Пристроив свою ношу в темноте под деревьями, Родионов, пригнувшись, будто партизан, перебежал просеку. Но на другой стороне, в лесу, следы почти сразу потерялись. Схоронившись за толстой сосной, Родионов напряг зрение и слух. И не напрасно. Уловив неподалеку какую-то непонятную возню и шуршание, любопытный, осторожно ступая (вечно то ветки, то шишки под ногами хрустят), подался в ту сторону. Виляя от одной густой тени до другой, он подобрался к источнику шума поближе. Бесполезное прежде зрение отмечало какое-то колыхание, трепетание, дерганье. Донеслись и звуки. Да такие специфические. Что …
Да это же парочка! Да они же … Ну ни хрена себе! Вот учудили. И чего только в лесу не увидишь. Места себе что-ли другого не нашли?

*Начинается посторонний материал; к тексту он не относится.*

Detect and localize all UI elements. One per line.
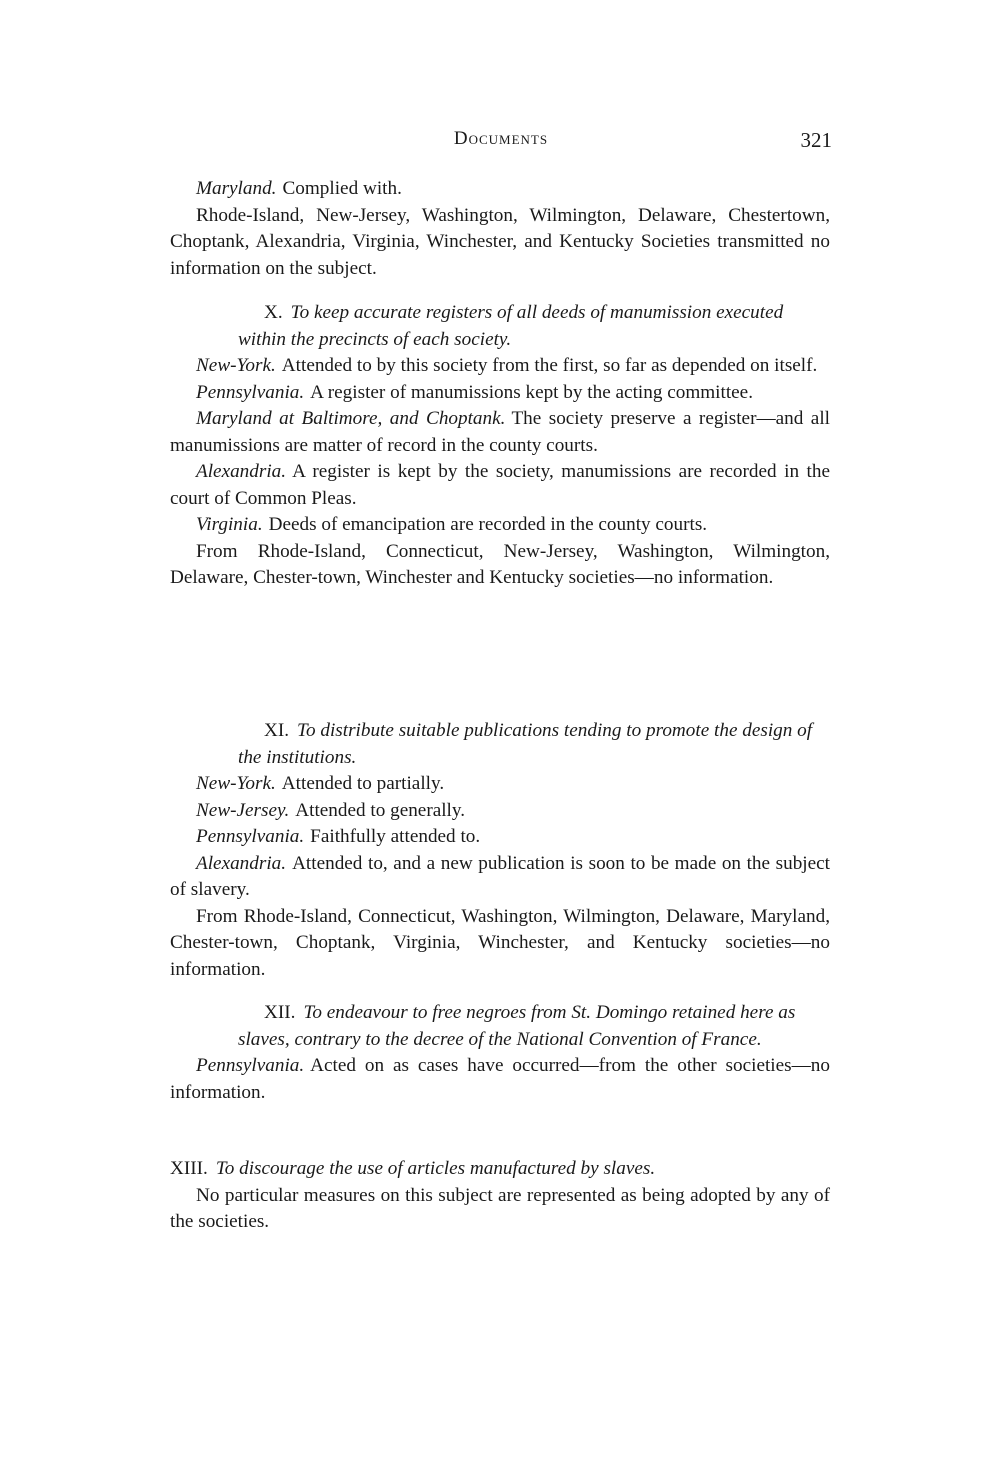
entry-label: Pennsylvania.: [196, 826, 305, 847]
entry-paragraph: [170, 798, 830, 825]
entry-paragraph: [170, 1053, 830, 1106]
entry-text: Acted on as cases have occurred—from the other societies—no information.: [170, 1055, 830, 1103]
entry-label: Pennsylvania.: [196, 1055, 305, 1076]
entry-text: A register is kept by the society, manumissions are recorded in the court of Common Pleas.: [170, 461, 830, 509]
entry-label: Maryland.: [196, 178, 277, 199]
entry-paragraph: [170, 406, 830, 459]
entry-paragraph: [170, 851, 830, 904]
section-xii: [170, 1000, 830, 1106]
section-title: To discourage the use of articles manufactured by slaves.: [215, 1158, 656, 1179]
section-xiii: [170, 1156, 830, 1236]
entry-text: Attended to by this society from the first, so far as depended on itself.: [281, 355, 818, 376]
entry-text: Complied with.: [282, 178, 402, 199]
entry-paragraph: [170, 380, 830, 407]
entry-label: Pennsylvania.: [196, 381, 305, 403]
entry-text: The society preserve a register—and all manumissions are matter of record in the county courts.: [170, 408, 830, 456]
entry-paragraph: [170, 353, 830, 380]
entry-paragraph: [170, 824, 830, 851]
section-number: XII.: [264, 1002, 296, 1023]
entry-label: Alexandria.: [196, 852, 287, 874]
section-title: To endeavour to free negroes from St. Domingo retained here as slaves, contrary to the decree of the National Convention of France.: [238, 1002, 796, 1050]
page-number: 321: [800, 128, 832, 152]
entry-label: New-Jersey.: [196, 799, 290, 821]
section-title: To keep accurate registers of all deeds of manumission executed within the precincts of each society.: [238, 302, 784, 350]
running-title: Documents: [453, 128, 549, 149]
entry-label: Virginia.: [196, 514, 263, 535]
section-xi: [170, 718, 830, 983]
continuation-block: [170, 176, 830, 282]
no-info-paragraph: From Rhode-Island, Connecticut, New-Jersey, Washington, Wilmington, Delaware, Chester-town, Winchester and Kentucky societies—no information.: [170, 540, 830, 588]
body-paragraph: No particular measures on this subject are represented as being adopted by any of the societies.: [170, 1184, 830, 1232]
section-heading: [170, 1156, 830, 1183]
entry-label: Alexandria.: [196, 461, 287, 482]
no-info-paragraph: From Rhode-Island, Connecticut, Washington, Wilmington, Delaware, Maryland, Chester-town, Choptank, Virginia, Winchester, and Kentucky societies—no information.: [170, 905, 830, 980]
entry-paragraph: [170, 512, 830, 539]
maryland-entry: [170, 176, 830, 203]
section-number: XIII.: [170, 1158, 208, 1179]
section-heading: [170, 300, 830, 353]
section-x: [170, 300, 830, 592]
entry-text: Attended to generally.: [295, 799, 466, 821]
entry-text: Attended to partially.: [281, 773, 445, 794]
section-number: XI.: [264, 720, 290, 741]
entry-text: Deeds of emancipation are recorded in the county courts.: [268, 514, 708, 535]
entry-text: Faithfully attended to.: [310, 826, 481, 847]
entry-paragraph: [170, 459, 830, 512]
running-head: [170, 128, 832, 158]
section-title: To distribute suitable publications tending to promote the design of the institutions.: [238, 720, 813, 768]
section-heading: [170, 718, 830, 771]
section-number: X.: [264, 302, 283, 323]
entry-label: New-York.: [196, 773, 276, 794]
entry-label: New-York.: [196, 355, 276, 376]
entry-text: A register of manumissions kept by the acting committee.: [310, 381, 753, 403]
entry-paragraph: [170, 771, 830, 798]
no-info-paragraph: Rhode-Island, New-Jersey, Washington, Wilmington, Delaware, Chestertown, Choptank, Alexandria, Virginia, Winchester, and Kentucky Societies transmitted no information on the subject.: [170, 204, 830, 279]
entry-label: Maryland at Baltimore, and Choptank.: [196, 408, 506, 429]
entry-text: Attended to, and a new publication is soon to be made on the subject of slavery.: [170, 852, 830, 900]
section-heading: [170, 1000, 830, 1053]
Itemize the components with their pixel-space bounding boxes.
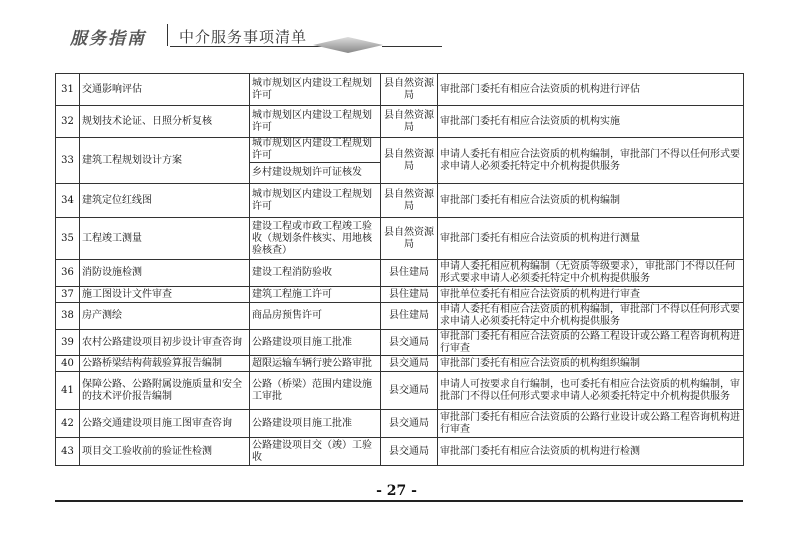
approval-item: 建设工程消防验收 [250, 260, 381, 287]
approval-item: 超限运输车辆行驶公路审批 [250, 356, 381, 372]
approval-item: 城市规划区内建设工程规划许可 [250, 106, 381, 138]
row-number: 40 [56, 356, 80, 372]
service-item: 项目交工验收前的验证性检测 [80, 438, 250, 466]
department: 县自然资源局 [381, 106, 438, 138]
department: 县自然资源局 [381, 74, 438, 106]
page-number: - 27 - [376, 483, 417, 499]
approval-item: 建筑工程施工许可 [250, 287, 381, 303]
department: 县交通局 [381, 356, 438, 372]
remark: 审批部门委托有相应合法资质的公路行业设计或公路工程咨询机构进行审查 [438, 410, 744, 438]
row-number: 37 [56, 287, 80, 303]
table-row [56, 138, 744, 163]
remark: 申请人委托相应机构编制（无资质等级要求），审批部门不得以任何形式要求申请人必须委托特定中介机构提供服务 [438, 260, 744, 287]
row-number: 42 [56, 410, 80, 438]
table-row [56, 410, 744, 438]
row-number: 39 [56, 330, 80, 356]
service-item: 保障公路、公路附属设施质量和安全的技术评价报告编制 [80, 372, 250, 410]
service-item: 房产测绘 [80, 303, 250, 330]
service-item: 工程竣工测量 [80, 218, 250, 260]
approval-item: 公路建设项目交（竣）工验收 [250, 438, 381, 466]
brand-title: 服务指南 [70, 29, 146, 49]
service-item: 公路桥梁结构荷载验算报告编制 [80, 356, 250, 372]
section-title: 中介服务事项清单 [179, 28, 308, 46]
service-item: 施工图设计文件审查 [80, 287, 250, 303]
department: 县住建局 [381, 287, 438, 303]
approval-item-secondary: 乡村建设规划许可证核发 [250, 163, 381, 184]
footer-rule [55, 500, 743, 502]
row-number: 35 [56, 218, 80, 260]
table-row [56, 218, 744, 260]
service-item: 消防设施检测 [80, 260, 250, 287]
service-item: 建筑定位红线图 [80, 184, 250, 218]
department: 县住建局 [381, 260, 438, 287]
remark: 审批部门委托有相应合法资质的公路工程设计或公路工程咨询机构进行审查 [438, 330, 744, 356]
service-item: 规划技术论证、日照分析复核 [80, 106, 250, 138]
table-row [56, 438, 744, 466]
row-number: 36 [56, 260, 80, 287]
approval-item: 城市规划区内建设工程规划许可 [250, 74, 381, 106]
remark: 审批部门委托有相应合法资质的机构组织编制 [438, 356, 744, 372]
remark: 审批部门委托有相应合法资质的机构实施 [438, 106, 744, 138]
row-number: 38 [56, 303, 80, 330]
table-row [56, 303, 744, 330]
approval-item: 建设工程或市政工程竣工验收（规划条件核实、用地核验核查） [250, 218, 381, 260]
service-items-table [55, 73, 744, 466]
table-row [56, 372, 744, 410]
service-item: 建筑工程规划设计方案 [80, 138, 250, 184]
row-number: 31 [56, 74, 80, 106]
header-rule-right [382, 46, 442, 47]
row-number: 34 [56, 184, 80, 218]
department: 县自然资源局 [381, 218, 438, 260]
row-number: 32 [56, 106, 80, 138]
department: 县交通局 [381, 330, 438, 356]
table-row [56, 356, 744, 372]
approval-item: 公路建设项目施工批准 [250, 330, 381, 356]
row-number: 43 [56, 438, 80, 466]
table-row [56, 287, 744, 303]
approval-item: 公路建设项目施工批准 [250, 410, 381, 438]
table-row [56, 106, 744, 138]
service-item: 公路交通建设项目施工图审查咨询 [80, 410, 250, 438]
service-item: 农村公路建设项目初步设计审查咨询 [80, 330, 250, 356]
approval-item: 城市规划区内建设工程规划许可 [250, 184, 381, 218]
row-number: 33 [56, 138, 80, 184]
remark: 审批单位委托有相应合法资质的机构进行审查 [438, 287, 744, 303]
service-item: 交通影响评估 [80, 74, 250, 106]
department: 县自然资源局 [381, 138, 438, 184]
remark: 申请人可按要求自行编制，也可委托有相应合法资质的机构编制，审批部门不得以任何形式要求申请人必须委托特定中介机构提供服务 [438, 372, 744, 410]
approval-item: 公路（桥梁）范围内建设施工审批 [250, 372, 381, 410]
remark: 审批部门委托有相应合法资质的机构进行评估 [438, 74, 744, 106]
table-row [56, 260, 744, 287]
table-row [56, 184, 744, 218]
remark: 申请人委托有相应合法资质的机构编制，审批部门不得以任何形式要求申请人必须委托特定中介机构提供服务 [438, 138, 744, 184]
remark: 审批部门委托有相应合法资质的机构编制 [438, 184, 744, 218]
department: 县交通局 [381, 438, 438, 466]
approval-item: 城市规划区内建设工程规划许可 [250, 138, 381, 163]
diamond-ornament-icon [313, 37, 383, 53]
remark: 审批部门委托有相应合法资质的机构进行测量 [438, 218, 744, 260]
department: 县住建局 [381, 303, 438, 330]
approval-item: 商品房预售许可 [250, 303, 381, 330]
remark: 申请人委托有相应合法资质的机构编制，审批部门不得以任何形式要求申请人必须委托特定中介机构提供服务 [438, 303, 744, 330]
department: 县交通局 [381, 372, 438, 410]
remark: 审批部门委托有相应合法资质的机构进行检测 [438, 438, 744, 466]
table-row [56, 330, 744, 356]
header-divider [167, 24, 168, 46]
table-row [56, 74, 744, 106]
page-header [58, 22, 748, 52]
department: 县交通局 [381, 410, 438, 438]
row-number: 41 [56, 372, 80, 410]
department: 县自然资源局 [381, 184, 438, 218]
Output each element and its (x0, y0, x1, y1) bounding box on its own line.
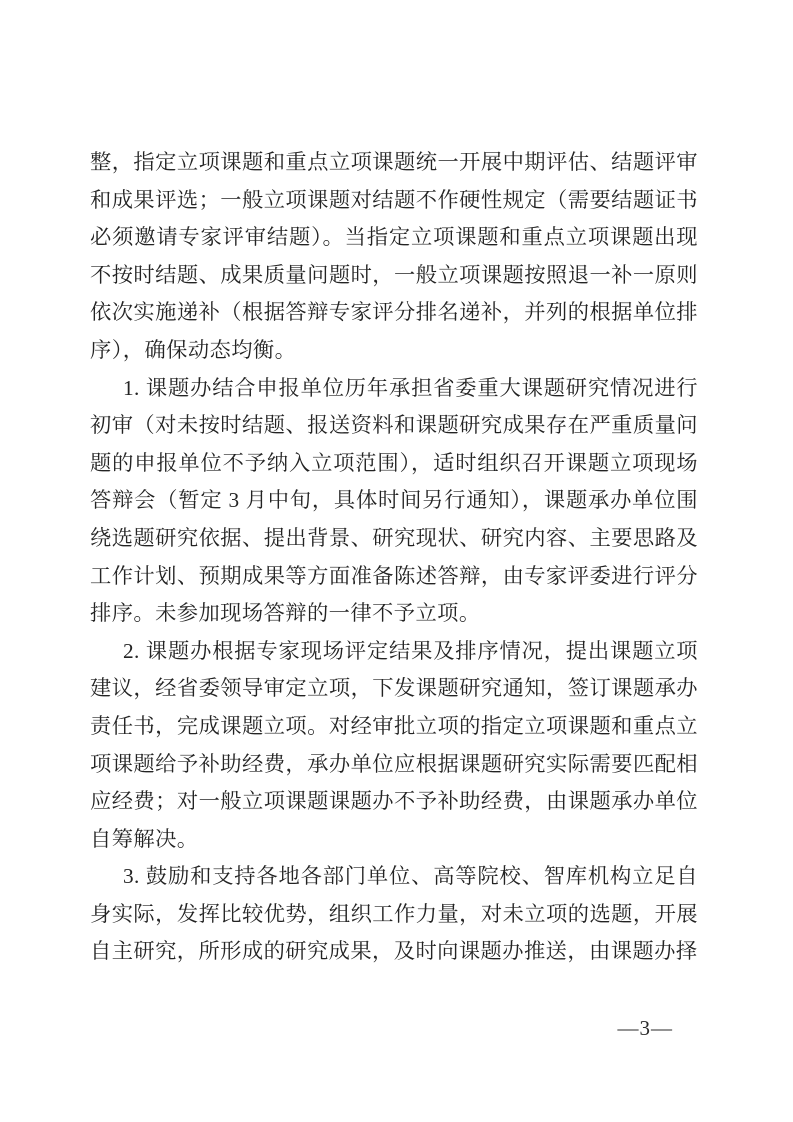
document-body (90, 144, 698, 971)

Родионов хихикал, зажимая рот рукой в рукавице и мелко трясясь. Со своего места он видел только спину мужика, ритмично и мощно засаживающего неведомо кому свое орудие. Баба, обнимающая ствол дерева и отклянчившая на морозе голый зад, охала и стонала, не выбиваясь из ритма. Случка была в самом разгаре.
Созорничав, Родионов приложил руки ко рту рупором и резко заорал дурным голосом: «Ату ее, ату! Держи!» Реакция мужика была молниеносной. Мгновенно отпрянув от бабы, чей голый зад белым пятном сверкнул в темноте, он присел на корточки, озираясь по сторонам и одновременно застегивая штаны. Потом, бросив полюбовницу одну, припустил по кустам в сторону бараков, ярко освещенных милицейской иллюминацией.
Баба оказалась куда медлительнее. Разомлела, видать, блядовка. А может зад отморозила, пока заголялась. Но и та вскоре, уладив непотребство в одежде, потащилась вслед за ним. Силуэты любовников недолго мелькали среди деревьев. Тут Родионов, уже не сдерживаясь, расхохотался в голос, приседая, хлопая себя по бедрам и тряся головой.
Развеселившись он вернулся к своему сокровищу и отяжелевшей рысью потащил его вдоль по просеке, прижимая его к животу. Бежать так долго Родионов, конечно же, не мог, а потому, углядев удобный, широкий пенек остановился передохнуть, бережно водрузив на него самовар. И только выдохнул, как сзади на его плечо легла рука. Мужик аж присел: «Попался!» Помертвев от ужаса, он замер на месте, точно застигнутый врасплох заяц. Рука, тем временем, скользнула назад, за спину, а потом снова легла на плечо. Родионов медленно и обреченно обернулся.
Это была и не рука вовсе, а нога. «Женская,» – безошибочно определил Родионов по рваному капроновому чулку. Ноги тихонько покачивались, потревоженные его прикосновениями. Вглядываясь изо всех сил, он пытался определить, кем была обладательница ног при жизни. Может, знакомая какая? Но сделать этого не удавалось. Неверный свет луны не проникал сквозь толщу ветвей, а света спичек хватало лишь до колен висельницы.